Discrete-time quantum walks as fermions of lattice gauge theory

It is shown that discrete-time quantum walks can be used to digitize, i.e., to time discretize fermionic models of continuous-time lattice gauge theory. The resulting discrete-time dynamics is thus not only manifestly unitary, but also ultralocal, i.e., the particle's speed is upper bounded, as in standard relativistic quantum field theories. The lattice chiral symmetry of staggered fermions, which corresponds to a translational invariance, is lost after the requirement of ultralocality of the evolution; this fact is an instance of Meyer's 1996 no-go results stating that no nontrivial scalar quantum cellular automaton can be translationally invariant [D. A. Meyer, J. Stat. Phys. 85, 551 (1996); Phys. Lett. A 223, 337 (1996)]. All results are presented in a single-particle framework and for a (1+1)-dimensional space-time.

Figure 1

Comparison between the continuous-time (a) left-right and (b) staggered dynamics.

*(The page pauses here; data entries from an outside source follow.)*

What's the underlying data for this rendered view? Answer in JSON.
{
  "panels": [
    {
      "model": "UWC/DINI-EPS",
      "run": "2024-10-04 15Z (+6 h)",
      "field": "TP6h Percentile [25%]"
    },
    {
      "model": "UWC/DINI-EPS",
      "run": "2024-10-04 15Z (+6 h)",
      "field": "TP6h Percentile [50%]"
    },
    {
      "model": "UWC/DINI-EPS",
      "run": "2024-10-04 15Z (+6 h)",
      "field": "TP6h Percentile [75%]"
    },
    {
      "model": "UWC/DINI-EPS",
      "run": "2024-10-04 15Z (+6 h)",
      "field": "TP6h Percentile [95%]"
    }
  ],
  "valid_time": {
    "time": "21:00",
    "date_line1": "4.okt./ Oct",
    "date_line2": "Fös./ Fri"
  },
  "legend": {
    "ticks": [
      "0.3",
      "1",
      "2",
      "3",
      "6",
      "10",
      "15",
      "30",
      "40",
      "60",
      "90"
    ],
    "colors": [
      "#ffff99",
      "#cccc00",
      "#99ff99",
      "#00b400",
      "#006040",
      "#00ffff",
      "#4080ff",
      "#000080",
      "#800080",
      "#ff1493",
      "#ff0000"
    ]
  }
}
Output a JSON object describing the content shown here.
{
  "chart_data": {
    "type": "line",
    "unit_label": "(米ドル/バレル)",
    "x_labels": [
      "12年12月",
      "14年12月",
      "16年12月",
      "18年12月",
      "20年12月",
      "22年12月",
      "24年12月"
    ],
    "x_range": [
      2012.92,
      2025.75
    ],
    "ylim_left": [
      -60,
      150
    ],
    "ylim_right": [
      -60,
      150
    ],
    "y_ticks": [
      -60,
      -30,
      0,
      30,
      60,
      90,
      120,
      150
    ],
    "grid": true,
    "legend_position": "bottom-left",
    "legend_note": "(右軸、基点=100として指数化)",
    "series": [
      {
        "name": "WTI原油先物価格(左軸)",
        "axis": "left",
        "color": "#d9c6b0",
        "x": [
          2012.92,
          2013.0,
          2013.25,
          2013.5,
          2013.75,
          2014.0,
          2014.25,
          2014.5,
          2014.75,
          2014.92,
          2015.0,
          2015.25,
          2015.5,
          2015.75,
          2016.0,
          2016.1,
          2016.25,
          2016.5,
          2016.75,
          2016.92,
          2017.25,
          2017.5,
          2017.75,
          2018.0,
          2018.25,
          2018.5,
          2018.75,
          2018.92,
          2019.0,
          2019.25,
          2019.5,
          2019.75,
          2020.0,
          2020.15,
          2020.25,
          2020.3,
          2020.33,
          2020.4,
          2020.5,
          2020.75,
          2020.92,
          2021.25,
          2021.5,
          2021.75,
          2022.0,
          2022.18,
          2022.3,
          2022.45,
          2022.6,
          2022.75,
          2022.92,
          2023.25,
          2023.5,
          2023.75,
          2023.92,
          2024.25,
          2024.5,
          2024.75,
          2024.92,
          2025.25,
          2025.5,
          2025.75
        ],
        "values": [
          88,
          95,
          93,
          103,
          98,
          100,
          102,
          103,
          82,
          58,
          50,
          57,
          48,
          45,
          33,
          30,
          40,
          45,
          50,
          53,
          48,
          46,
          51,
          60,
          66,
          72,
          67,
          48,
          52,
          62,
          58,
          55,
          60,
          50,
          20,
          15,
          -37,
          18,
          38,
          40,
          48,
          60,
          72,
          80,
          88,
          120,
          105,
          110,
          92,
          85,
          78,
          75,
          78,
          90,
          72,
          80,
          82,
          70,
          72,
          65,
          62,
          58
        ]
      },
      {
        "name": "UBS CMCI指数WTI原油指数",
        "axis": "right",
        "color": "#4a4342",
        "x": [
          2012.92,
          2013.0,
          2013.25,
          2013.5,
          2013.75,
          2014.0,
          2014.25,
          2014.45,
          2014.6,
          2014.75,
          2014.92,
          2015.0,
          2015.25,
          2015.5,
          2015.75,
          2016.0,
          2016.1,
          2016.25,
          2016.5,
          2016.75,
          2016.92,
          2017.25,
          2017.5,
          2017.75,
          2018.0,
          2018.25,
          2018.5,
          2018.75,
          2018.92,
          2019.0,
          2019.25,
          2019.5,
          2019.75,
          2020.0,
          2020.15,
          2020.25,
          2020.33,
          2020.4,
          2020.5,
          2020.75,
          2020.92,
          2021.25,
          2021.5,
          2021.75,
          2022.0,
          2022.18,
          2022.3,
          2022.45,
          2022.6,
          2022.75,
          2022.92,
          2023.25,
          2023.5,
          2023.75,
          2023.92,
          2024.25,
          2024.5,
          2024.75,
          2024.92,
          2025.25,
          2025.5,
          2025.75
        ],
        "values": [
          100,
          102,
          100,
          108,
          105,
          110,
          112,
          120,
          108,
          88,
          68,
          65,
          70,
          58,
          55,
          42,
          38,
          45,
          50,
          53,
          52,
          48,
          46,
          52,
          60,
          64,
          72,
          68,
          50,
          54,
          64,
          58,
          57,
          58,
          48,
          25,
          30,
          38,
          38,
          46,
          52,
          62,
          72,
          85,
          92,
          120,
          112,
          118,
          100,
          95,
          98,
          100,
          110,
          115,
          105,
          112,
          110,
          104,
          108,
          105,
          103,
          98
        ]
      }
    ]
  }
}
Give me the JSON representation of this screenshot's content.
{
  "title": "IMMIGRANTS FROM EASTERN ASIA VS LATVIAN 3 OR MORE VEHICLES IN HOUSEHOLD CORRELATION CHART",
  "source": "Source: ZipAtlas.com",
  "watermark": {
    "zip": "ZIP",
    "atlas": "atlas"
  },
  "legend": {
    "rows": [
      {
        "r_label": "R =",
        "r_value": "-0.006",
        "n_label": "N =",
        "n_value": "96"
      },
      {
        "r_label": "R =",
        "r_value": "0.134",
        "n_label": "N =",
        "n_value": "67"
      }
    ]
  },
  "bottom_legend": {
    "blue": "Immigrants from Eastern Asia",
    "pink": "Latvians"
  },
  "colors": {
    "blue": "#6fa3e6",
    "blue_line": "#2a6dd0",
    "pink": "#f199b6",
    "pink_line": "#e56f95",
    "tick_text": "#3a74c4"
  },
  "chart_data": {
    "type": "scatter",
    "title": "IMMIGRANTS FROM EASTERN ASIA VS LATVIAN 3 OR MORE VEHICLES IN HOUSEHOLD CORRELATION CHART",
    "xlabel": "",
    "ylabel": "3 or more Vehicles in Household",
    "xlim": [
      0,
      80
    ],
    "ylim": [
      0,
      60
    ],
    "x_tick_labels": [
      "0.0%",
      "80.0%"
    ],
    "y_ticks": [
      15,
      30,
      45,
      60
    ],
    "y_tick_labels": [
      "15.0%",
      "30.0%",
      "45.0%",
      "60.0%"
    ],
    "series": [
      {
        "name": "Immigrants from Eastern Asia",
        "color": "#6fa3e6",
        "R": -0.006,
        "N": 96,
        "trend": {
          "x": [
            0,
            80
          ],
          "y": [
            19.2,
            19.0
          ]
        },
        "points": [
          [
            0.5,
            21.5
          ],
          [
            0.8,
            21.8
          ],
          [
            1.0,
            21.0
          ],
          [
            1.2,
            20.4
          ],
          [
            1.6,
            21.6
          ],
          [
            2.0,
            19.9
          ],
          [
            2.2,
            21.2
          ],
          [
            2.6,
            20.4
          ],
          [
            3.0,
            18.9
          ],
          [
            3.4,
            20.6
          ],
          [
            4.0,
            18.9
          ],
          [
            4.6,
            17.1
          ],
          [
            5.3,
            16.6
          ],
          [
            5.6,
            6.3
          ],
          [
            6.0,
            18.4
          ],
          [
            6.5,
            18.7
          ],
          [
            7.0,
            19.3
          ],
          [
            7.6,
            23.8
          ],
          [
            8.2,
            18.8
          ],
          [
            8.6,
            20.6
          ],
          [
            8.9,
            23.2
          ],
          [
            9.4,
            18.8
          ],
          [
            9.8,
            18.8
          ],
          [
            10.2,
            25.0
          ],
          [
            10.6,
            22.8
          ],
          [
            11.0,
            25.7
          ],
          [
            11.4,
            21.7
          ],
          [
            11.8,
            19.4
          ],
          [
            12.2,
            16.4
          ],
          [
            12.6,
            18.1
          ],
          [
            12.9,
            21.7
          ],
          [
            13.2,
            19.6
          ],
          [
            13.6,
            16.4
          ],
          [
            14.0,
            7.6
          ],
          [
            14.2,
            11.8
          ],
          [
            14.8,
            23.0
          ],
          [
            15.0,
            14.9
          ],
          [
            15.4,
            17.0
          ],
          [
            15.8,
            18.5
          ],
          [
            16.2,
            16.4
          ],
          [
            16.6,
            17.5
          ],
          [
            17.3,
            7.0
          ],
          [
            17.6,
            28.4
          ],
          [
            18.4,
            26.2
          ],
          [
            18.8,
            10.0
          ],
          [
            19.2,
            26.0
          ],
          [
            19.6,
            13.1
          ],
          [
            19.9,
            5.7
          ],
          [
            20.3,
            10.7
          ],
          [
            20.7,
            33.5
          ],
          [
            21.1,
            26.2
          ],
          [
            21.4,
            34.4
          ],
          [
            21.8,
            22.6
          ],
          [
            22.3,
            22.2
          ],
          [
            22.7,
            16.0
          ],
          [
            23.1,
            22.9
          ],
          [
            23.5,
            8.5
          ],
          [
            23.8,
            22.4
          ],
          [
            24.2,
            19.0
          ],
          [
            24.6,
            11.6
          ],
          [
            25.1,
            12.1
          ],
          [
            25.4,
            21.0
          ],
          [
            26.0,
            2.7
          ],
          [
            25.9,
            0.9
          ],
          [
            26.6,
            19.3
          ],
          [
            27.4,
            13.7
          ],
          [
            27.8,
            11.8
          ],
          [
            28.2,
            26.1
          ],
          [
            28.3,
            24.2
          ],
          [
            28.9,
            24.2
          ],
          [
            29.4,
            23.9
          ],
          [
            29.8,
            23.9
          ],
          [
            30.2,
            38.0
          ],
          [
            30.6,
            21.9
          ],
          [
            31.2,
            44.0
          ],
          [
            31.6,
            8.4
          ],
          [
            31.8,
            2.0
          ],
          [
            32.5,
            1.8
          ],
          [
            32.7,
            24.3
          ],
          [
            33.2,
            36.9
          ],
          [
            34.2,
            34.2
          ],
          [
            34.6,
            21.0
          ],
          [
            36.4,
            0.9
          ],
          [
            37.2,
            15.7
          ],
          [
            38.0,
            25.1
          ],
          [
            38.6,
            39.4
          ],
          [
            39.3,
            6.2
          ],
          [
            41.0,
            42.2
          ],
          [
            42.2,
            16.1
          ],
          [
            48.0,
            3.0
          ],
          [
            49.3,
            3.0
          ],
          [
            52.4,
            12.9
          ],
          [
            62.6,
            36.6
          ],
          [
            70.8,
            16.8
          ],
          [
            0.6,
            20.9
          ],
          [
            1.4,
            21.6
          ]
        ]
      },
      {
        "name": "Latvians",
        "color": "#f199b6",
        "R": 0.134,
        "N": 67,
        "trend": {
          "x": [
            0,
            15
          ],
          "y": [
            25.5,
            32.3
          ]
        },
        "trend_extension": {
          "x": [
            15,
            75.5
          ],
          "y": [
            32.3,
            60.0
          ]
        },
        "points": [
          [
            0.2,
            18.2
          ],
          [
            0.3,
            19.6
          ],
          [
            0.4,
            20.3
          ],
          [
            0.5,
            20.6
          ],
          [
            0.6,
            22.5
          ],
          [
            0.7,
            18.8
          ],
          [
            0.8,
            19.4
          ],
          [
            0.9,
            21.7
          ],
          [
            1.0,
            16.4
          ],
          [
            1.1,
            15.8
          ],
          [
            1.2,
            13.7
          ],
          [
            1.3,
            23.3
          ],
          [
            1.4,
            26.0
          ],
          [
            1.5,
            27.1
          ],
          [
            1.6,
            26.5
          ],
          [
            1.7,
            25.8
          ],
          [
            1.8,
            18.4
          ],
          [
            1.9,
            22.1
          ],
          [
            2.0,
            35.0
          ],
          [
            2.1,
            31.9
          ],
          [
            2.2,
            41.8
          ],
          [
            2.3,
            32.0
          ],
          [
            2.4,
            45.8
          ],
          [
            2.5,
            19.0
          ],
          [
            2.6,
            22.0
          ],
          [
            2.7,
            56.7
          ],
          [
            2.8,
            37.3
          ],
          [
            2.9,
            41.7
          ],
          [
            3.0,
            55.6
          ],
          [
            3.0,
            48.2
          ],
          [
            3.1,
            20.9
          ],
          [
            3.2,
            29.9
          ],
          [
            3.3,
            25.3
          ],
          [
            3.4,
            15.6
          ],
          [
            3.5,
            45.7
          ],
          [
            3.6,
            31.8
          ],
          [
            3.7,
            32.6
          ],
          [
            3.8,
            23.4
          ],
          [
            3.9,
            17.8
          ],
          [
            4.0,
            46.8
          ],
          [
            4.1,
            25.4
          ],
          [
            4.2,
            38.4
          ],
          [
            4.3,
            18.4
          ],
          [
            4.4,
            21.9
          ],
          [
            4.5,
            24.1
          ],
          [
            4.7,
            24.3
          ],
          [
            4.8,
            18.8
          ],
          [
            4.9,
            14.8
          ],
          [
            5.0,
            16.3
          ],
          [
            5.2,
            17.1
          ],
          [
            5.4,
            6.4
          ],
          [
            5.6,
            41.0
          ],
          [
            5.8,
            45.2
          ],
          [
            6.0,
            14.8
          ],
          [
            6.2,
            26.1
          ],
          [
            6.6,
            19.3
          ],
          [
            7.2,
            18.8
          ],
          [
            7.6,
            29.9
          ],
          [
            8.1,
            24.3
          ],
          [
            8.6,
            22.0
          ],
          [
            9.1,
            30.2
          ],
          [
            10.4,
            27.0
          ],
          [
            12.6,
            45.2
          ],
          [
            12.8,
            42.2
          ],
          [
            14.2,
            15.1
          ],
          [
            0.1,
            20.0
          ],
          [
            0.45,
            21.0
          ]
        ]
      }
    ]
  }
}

The thick, solid blue (dashed red) arrows indicate how the ${\psi }_p^R$'s or ${\varphi }_{2p+1}$'s (${\psi }^L$'s or ${\varphi }_{2p}$'s) feed the ${\psi }_p^L$'s or ${\varphi }_{2p}$'s (${\psi }^R$'s or ${\varphi }_{2p+1}$'s). The thin, light-blue arrows indicate a possible way of performing the staggering starting from the left-right discretization.